In terms of French theatre, you can just about get away with Moliere, but Racine or Corneille do not exactly guarantee bums on seats. For British audiences, with the exception of Neil Bartlett and Mike Alfreds's hilarious production of The Game of Love and Chance a few years ago, the 18th century playwright Marivaux is also a virtually unknown quantity. But now, like buses, two of his plays have come along at once. The ambitious French Theatre season, the largest ever French cultural event in this country, opened with due fanfare (the national anthem and `La Marseillaise', since you ask) at the National Theatre with Les Fausses Confidences by the Comedie-Francaise. Four weeks later it was La Dispute.

Advance word had it that Stanislas Nordey was France's answer to Stephen Daldry, to which one can only respond, "What was the question?" Daldry is noted for the boldness of his conceptions and his dramatic design sense. On the evidence of this production, Nordey shares his control of space, but in most other respects, I'm not sure that either of them would welcome the comparison.
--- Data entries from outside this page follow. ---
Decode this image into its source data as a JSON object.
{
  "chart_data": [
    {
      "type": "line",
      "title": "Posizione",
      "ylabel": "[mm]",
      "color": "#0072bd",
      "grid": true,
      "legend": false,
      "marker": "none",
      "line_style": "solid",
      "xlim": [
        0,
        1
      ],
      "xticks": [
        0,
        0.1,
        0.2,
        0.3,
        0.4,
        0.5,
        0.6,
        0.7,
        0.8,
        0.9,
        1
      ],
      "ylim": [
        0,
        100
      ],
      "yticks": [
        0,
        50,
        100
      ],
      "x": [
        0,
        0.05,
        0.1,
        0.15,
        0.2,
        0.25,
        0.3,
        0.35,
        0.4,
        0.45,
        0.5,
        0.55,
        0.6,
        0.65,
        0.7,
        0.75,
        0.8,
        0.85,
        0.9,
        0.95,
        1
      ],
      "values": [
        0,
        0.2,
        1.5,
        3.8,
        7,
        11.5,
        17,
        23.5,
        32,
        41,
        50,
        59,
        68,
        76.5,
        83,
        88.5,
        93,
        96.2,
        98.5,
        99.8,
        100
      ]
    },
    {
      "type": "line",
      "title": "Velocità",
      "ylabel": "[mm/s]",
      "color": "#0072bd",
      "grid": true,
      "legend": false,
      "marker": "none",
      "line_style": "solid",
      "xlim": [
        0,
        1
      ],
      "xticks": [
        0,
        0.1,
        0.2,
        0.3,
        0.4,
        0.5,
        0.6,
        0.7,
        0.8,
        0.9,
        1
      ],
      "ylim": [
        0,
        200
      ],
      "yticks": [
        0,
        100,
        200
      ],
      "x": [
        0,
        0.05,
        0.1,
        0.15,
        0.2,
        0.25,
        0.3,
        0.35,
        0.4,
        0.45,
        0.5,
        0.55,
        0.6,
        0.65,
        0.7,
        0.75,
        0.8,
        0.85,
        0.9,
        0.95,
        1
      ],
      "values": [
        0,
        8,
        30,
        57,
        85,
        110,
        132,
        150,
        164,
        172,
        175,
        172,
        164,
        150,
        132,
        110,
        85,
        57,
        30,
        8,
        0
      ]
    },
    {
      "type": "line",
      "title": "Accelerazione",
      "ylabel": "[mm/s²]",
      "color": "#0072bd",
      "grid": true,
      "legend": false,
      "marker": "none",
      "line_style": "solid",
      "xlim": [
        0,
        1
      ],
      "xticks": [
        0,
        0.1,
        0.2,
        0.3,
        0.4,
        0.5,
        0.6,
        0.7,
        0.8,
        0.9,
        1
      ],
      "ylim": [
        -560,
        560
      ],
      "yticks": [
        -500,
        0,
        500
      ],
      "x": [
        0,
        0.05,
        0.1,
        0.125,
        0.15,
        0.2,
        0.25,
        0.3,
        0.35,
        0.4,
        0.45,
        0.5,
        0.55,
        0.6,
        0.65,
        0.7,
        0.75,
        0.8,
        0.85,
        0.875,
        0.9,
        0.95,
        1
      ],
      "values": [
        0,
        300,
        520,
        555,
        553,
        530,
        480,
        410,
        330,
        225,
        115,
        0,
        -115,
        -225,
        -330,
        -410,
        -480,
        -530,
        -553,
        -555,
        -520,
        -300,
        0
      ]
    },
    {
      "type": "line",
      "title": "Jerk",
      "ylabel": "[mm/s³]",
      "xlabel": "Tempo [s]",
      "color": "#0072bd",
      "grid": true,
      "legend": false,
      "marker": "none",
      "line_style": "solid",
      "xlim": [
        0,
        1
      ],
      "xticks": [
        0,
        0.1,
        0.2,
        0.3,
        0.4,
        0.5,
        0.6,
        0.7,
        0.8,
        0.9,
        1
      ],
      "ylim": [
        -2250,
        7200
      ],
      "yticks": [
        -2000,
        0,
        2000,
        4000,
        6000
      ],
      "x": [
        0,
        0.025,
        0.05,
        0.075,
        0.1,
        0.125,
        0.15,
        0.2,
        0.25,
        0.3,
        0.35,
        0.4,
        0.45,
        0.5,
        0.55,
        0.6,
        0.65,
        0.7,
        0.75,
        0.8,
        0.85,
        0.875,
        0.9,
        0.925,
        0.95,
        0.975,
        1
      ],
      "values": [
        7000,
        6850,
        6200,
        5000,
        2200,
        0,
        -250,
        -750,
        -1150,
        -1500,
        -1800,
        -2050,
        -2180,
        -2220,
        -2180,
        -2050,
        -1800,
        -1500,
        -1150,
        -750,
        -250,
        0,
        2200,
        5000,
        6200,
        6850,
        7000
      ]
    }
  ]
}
At the heart of the evening, Nordey directed and appeared in Marivaux's striking comedy about a prince and his lover, Hermiane, witnessing a dramatic experiment in which two men and two women, raised in ignorance of the opposite sex (or indeed, of anyone else at all), are brought together to discover which sex is more faithful by nature.
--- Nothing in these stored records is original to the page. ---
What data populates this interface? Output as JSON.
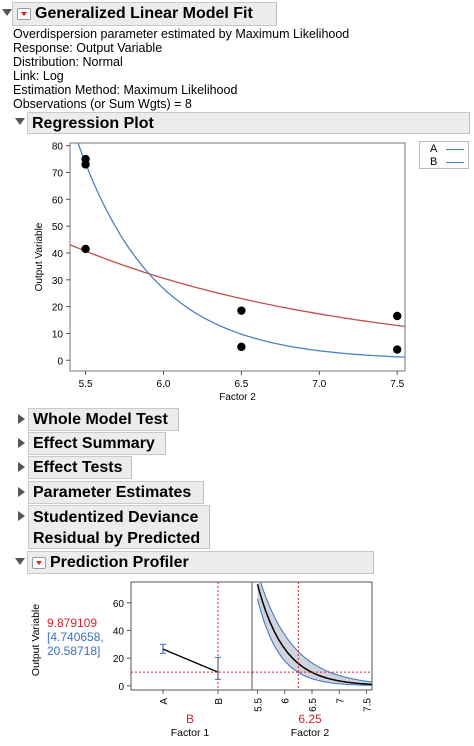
{
  "report": {
    "title": "Generalized Linear Model Fit",
    "info_lines": [
      "Overdispersion parameter estimated by Maximum Likelihood",
      "Response: Output Variable",
      "Distribution: Normal",
      "Link: Log",
      "Estimation Method: Maximum Likelihood",
      "Observations (or Sum Wgts) = 8"
    ]
  },
  "regression_plot": {
    "title": "Regression Plot",
    "legend": [
      {
        "label": "A",
        "color": "#c0504d"
      },
      {
        "label": "B",
        "color": "#4f81bd"
      }
    ]
  },
  "collapsed_sections": [
    {
      "label": "Whole Model Test"
    },
    {
      "label": "Effect Summary"
    },
    {
      "label": "Effect Tests"
    },
    {
      "label": "Parameter Estimates"
    },
    {
      "label": "Studentized Deviance",
      "label2": "Residual by Predicted"
    }
  ],
  "profiler": {
    "title": "Prediction Profiler",
    "ylabel": "Output Variable",
    "pred_value": "9.879109",
    "pred_ci": "[4.740658,",
    "pred_ci2": "20.58718]",
    "factor1_value": "B",
    "factor1_label": "Factor 1",
    "factor2_value": "6.25",
    "factor2_label": "Factor 2",
    "red_color": "#d0252b",
    "blue_color": "#3b6fc4"
  },
  "chart_data": [
    {
      "type": "scatter",
      "xlabel": "Factor 2",
      "ylabel": "Output Variable",
      "xlim": [
        5.4,
        7.55
      ],
      "ylim": [
        -4,
        81
      ],
      "xticks": [
        "5.5",
        "6.0",
        "6.5",
        "7.0",
        "7.5"
      ],
      "yticks": [
        "0",
        "10",
        "20",
        "30",
        "40",
        "50",
        "60",
        "70",
        "80"
      ],
      "points": [
        {
          "x": 5.5,
          "y": 75
        },
        {
          "x": 5.5,
          "y": 73
        },
        {
          "x": 5.5,
          "y": 41.5
        },
        {
          "x": 6.5,
          "y": 18.5
        },
        {
          "x": 6.5,
          "y": 5
        },
        {
          "x": 7.5,
          "y": 16.5
        },
        {
          "x": 7.5,
          "y": 4
        }
      ],
      "series": [
        {
          "name": "A",
          "model": "exp",
          "a": 40.7,
          "b": 0.571,
          "x0": 5.5
        },
        {
          "name": "B",
          "model": "exp",
          "a": 73.4,
          "b": 2.02,
          "x0": 5.5
        }
      ]
    },
    {
      "type": "line",
      "xlabel": "Factor 1",
      "categories": [
        "A",
        "B"
      ],
      "values": [
        26.5,
        9.9
      ],
      "ci_low": [
        23.5,
        4.7
      ],
      "ci_high": [
        30,
        20.6
      ],
      "ylim": [
        -3,
        75
      ],
      "yticks": [
        "0",
        "20",
        "40",
        "60"
      ],
      "reference_y": 9.879109
    },
    {
      "type": "line",
      "xlabel": "Factor 2",
      "xlim": [
        5.4,
        7.6
      ],
      "ylim": [
        -3,
        75
      ],
      "xticks": [
        "5.5",
        "6",
        "6.5",
        "7",
        "7.5"
      ],
      "curve": {
        "a": 73.4,
        "b": 2.02,
        "x0": 5.5
      },
      "band_low": {
        "a": 63,
        "b": 2.5
      },
      "band_high": {
        "a": 82,
        "b": 1.6
      },
      "reference_x": 6.25,
      "reference_y": 9.879109
    }
  ]
}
Dressed only in old shabby raincoats on an empty stage surrounded by black drapes, the actors had a dance-like physicality almost entirely absent from classic theatre in this country, which was not only apt for the extremes of emotions, but invigorating to watch.
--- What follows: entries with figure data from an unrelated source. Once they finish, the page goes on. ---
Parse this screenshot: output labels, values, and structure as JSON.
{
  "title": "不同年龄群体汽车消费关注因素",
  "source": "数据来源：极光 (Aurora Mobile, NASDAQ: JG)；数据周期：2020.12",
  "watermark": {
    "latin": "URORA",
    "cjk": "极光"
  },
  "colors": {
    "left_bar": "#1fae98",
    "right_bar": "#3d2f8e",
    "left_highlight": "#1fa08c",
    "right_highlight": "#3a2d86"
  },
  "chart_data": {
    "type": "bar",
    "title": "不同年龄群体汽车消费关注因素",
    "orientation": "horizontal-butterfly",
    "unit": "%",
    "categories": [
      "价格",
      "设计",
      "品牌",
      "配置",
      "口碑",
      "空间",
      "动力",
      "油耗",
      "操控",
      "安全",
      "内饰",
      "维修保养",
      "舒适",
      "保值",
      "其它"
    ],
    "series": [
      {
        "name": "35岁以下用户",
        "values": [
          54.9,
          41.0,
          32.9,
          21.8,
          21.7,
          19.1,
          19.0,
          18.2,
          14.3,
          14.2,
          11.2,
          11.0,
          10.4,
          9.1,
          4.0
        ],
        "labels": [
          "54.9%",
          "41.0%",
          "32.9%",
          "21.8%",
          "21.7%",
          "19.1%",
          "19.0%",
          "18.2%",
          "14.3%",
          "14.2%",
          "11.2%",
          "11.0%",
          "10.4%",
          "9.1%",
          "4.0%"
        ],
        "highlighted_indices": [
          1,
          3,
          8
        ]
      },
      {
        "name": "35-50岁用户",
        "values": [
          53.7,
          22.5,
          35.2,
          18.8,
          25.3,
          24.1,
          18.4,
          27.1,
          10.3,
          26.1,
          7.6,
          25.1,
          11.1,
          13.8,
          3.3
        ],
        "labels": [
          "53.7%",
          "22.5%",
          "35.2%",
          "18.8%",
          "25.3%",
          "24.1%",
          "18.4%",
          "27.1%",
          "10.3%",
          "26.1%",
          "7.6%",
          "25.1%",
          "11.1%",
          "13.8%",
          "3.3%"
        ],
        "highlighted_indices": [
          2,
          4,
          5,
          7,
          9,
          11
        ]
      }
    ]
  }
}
The downside was that it was bookended by a spot of metaphysics. Let me rephrase that: by two hours of metaphysics. Nordey began and ended with tracts contextualising fidelity in the age of Aids. The self-consciously repetitive, baldly staged opening speech on the nature of dying trembled on the border between monologue and monotony. The tortuous 40-minute closing section on love, pain and the whole damn thing toppled over entirely.

Intellectually, there was a case to be made, but theatrically? Stark address from a stage stripped to the back wall is hardly eye-opening (an urgently needed activity when many around me were nearer to eye-closing). Any dramatic impact the piece had made disappeared under the law of diminishing returns. Even for French speakers, there was more activity on the surtitle screen than on stage.